Scoreline and stakes
Celta Vigo were held to a 1-1 draw by Lyon in Thursday night’s UEFA Europa League round of 16 first leg, a result that leaves Claudio Giráldez’s side travelling to Décines next week with everything to play for. The hosts, aligned in a 3-4-2-1, struck first through Javier Rueda in the 25th minute after Williot Swedberg’s neat assist, yet Paulo Fonseca’s 4-2-3-1 eventually ground them down, Endrick equalising in the 87th minute from Clinton Mata’s delivery. For a club that reached this stage by sprinting through the league phase, Lyon’s late salvage keeps their continental momentum intact and leaves them with three wins, one draw and one defeat from five away Europa League trips this season.
Pattern of play
What more could Giráldez have asked of his back line during that frantic finale? Lyon enjoyed 71 percent of the ball and fired 20 shots, yet the Galicians initially fed off Ionuț Radu’s authority and the aggression of Óscar Mingueza and Marcos Alonso on the flanks. Swedberg floated between lines, drawing fouls and setting the rhythm for Rueda’s goal, a reminder of how fluid Celta’s young core can be when Borja Iglesias stays disciplined. Instead the veteran striker collected a first caution for a foul in the 20th minute, then repeated the mistake in the 54th minute, the second yellow leaving his team down to ten just as the tie was pivoting.
Fonseca responded by pushing Tolisso higher and asking full backs Mata and Steeve Kango to pin Celta’s wing-backs deep. Tyler Morton completed 95 of his 101 passes and Corentin Tolisso connected with 87 of 102, while Endrick drifted from the number ten line to drag centre backs into awkward spaces. Giráldez withdrew Iago Aspas and the goalscorer Rueda at half-time, introducing Ferran Jutglà and Sergio Carreira to preserve legs and protect the 3-4-2-1 shape, then switched to a back four when Mihailo Ristić replaced Mingueza in the 63rd minute. The plan almost held. Celta defended their box with Carl Starfelt bravely blocking and Matías Vecino screening, limiting Lyon to snatched efforts despite the numerical disadvantage.
Yet the pressure never relented. Kango’s yellow in the 77th minute and Nicolás Tagliafico’s booking in the 53rd minute reflected how often Swedberg and Jutglà still found breaks in transition, although Celta never once forced a corner and finished with only five attempts. Lyon’s bench provided the final shove. Adam Karabec arrived in the 70th minute to freshen the midfield, then Fonseca flooded the centre with Tanner Tessmann, Orel Mangala and Adil Hamdani in the 85th minute. Two minutes later Mata supplied Endrick, who steered the night’s final meaningful touch past Radu for the 87th-minute leveller that the volume of possession and seven corners probably deserved.
Key performances
Swedberg’s 67-minute shift was the heartbeat of Celta’s better moments. He combined work-rate and craft, creating the opener and winning duels that relieved pressure. Behind him Starfelt and Javi Rodríguez battled through Endrick’s rotations, while Radu posted five saves and refused to buckle until the end. Still, the night will be remembered for Borja Iglesias’s indiscipline: cautioned twice, gone by the 54th minute, and suddenly Giráldez had to ask Ferran Jutglà to press alone for thirty-six minutes plus stoppage time.
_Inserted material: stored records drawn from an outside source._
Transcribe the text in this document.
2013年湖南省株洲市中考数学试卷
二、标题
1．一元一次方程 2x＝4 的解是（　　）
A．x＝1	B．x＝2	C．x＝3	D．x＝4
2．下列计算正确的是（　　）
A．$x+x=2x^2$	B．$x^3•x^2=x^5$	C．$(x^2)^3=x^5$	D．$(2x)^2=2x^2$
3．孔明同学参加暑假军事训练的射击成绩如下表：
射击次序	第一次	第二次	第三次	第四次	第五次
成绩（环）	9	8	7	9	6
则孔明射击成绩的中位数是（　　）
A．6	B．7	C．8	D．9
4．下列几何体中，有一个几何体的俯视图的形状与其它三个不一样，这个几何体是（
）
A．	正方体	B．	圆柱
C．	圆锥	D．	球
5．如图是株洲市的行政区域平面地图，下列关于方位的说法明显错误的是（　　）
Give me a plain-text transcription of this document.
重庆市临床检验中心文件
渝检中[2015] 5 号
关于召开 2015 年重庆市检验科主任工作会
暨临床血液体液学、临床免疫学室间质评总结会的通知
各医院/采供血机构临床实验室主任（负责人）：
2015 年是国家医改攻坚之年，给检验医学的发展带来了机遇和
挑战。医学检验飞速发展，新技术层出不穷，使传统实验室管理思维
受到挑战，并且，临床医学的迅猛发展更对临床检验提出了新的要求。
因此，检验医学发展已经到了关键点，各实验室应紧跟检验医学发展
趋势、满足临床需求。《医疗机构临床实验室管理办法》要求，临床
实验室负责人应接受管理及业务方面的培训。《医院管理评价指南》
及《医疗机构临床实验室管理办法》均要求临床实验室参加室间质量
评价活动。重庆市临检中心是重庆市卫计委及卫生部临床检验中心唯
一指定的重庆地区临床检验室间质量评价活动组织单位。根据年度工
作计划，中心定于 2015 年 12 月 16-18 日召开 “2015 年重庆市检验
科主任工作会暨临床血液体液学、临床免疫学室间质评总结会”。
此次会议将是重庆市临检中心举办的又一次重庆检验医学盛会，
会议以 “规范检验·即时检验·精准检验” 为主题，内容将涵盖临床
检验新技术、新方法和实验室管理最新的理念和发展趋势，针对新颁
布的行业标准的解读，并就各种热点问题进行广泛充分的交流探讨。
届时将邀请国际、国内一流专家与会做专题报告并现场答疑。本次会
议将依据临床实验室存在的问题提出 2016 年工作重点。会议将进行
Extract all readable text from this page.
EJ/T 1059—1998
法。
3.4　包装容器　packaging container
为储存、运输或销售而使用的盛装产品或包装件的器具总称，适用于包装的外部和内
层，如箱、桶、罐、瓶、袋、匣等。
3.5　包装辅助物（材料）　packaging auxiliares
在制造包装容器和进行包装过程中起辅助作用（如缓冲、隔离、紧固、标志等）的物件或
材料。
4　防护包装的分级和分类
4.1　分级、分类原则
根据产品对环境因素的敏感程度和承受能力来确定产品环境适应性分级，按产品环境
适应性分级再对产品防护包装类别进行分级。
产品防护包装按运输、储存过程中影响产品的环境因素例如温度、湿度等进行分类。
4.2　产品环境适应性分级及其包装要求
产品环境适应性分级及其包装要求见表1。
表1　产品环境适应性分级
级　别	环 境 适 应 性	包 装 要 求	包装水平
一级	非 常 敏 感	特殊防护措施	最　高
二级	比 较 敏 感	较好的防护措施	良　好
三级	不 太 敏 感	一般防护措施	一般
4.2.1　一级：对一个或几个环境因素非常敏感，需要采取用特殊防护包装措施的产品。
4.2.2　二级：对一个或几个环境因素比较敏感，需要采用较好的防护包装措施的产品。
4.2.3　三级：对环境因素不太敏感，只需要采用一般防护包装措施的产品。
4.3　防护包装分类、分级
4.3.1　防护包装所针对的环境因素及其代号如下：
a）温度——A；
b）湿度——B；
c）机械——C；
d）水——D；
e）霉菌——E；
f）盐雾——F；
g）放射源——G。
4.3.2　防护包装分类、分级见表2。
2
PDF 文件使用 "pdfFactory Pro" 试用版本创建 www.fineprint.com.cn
For Lyon, Endrick was irrepressible, producing four key passes, three total efforts, two of them on target, and the late goal that caps his burgeoning European season. Mata’s calm assist underlined why Fonseca trusts him to invert and create, and Moussa Niakhaté’s distribution from the back kept Lyon’s tempo brisk. Even Morton, always neat at Liverpool, looked liberated here with 101 passes and a platform to dictate.
What it means
The tie is level, yet the emotional balance feels tilted toward Lyon, who now play the second leg at the Groupama Stadium with a fresher squad and Endrick in full flow. Celta must travel without Borja Iglesias due to suspension but can take heart from the way they restricted Lyon to 0.80 expected goals despite being a player down for more than half an hour. Giráldez still needs more fluency in attack if Swedberg is isolated and Aspas lacks rhythm.
Fonseca’s men, top of the Europa League standings after the league phase, remain on course for a quarter-final place, and the late punch here feels like the kind of moment that swells belief. Lyon now turn to their domestic weekend before the return in Décines, while Celta look to steady themselves in La Liga and hope for kinder officiating. Europe’s knockout nights are only just finding their bite, with drama already spilling across the continent as seen in Vitinha spark and late flurry give PSG commanding 5-2 lead over Chelsea. If this first leg taught us anything, it is that control can be an illusion: a single lapse, a single red card, and the shape of an entire campaign can change within one cold minute in March.